Sebelumnya, Kepala Desa Tubo, Muhammad Nasri mengemukakan bahwa pungutan empat obyek pajak tersebut adalah bentuk kehati-hatian serta ketaatan pemdes agar tidak lalai memungut obyek pajak dari setiap kegiatan perbelanjaan yang menggunakan anggaran dana desa.

Terhadap potongan empat jenis obyek pajak atas program pembangunan gedung Posyandu ini kata Nasri, dirinya telah menyerahkan sepenuhnya kepada Bendahara Desa untuk mengikuti semua petunjuk dan ketentuan yang ada.

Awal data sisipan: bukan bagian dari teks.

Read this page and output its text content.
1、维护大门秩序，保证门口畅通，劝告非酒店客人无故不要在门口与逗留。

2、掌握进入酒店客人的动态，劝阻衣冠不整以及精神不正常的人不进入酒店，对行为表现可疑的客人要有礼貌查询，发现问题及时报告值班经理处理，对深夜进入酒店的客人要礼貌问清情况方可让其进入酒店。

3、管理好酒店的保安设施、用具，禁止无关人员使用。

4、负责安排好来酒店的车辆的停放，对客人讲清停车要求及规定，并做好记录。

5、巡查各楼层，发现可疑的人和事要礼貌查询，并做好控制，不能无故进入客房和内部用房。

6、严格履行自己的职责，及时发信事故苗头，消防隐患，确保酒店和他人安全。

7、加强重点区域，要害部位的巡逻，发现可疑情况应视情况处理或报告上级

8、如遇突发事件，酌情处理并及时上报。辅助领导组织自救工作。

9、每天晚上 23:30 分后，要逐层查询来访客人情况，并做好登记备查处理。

“Saya sudah berikan kewenangan Kaur Keuangan (bendahara.red) desa untuk mengikuti semua pentunjuk dan ketentuan pengelolaan Pajak baik PPn maupun PPh, nanti sy beritahu setelah adanya masukan saran, arahan dari media, makasi pak jurnalis,” tulis Kades.

Sementara itu, Muharsyad selaku pihak yang diberikan tanggung jawab oleh pemerintah desa untuk membiayai kegiatan ini merasa kecewa karena Pemdes tak membayarkan secara utuh atas nota belanja pembangunan gedung Posyandu.

Akibatnya, ia terpaksa menyegel gedung sebagai bentuk kekecewaan terhadap pemerintah desa yang urung melakukan pembayaran secara utuh atas seluruh nota pembelian barang dari kegiatan padat karya yang didanai oleh pemdes setempat.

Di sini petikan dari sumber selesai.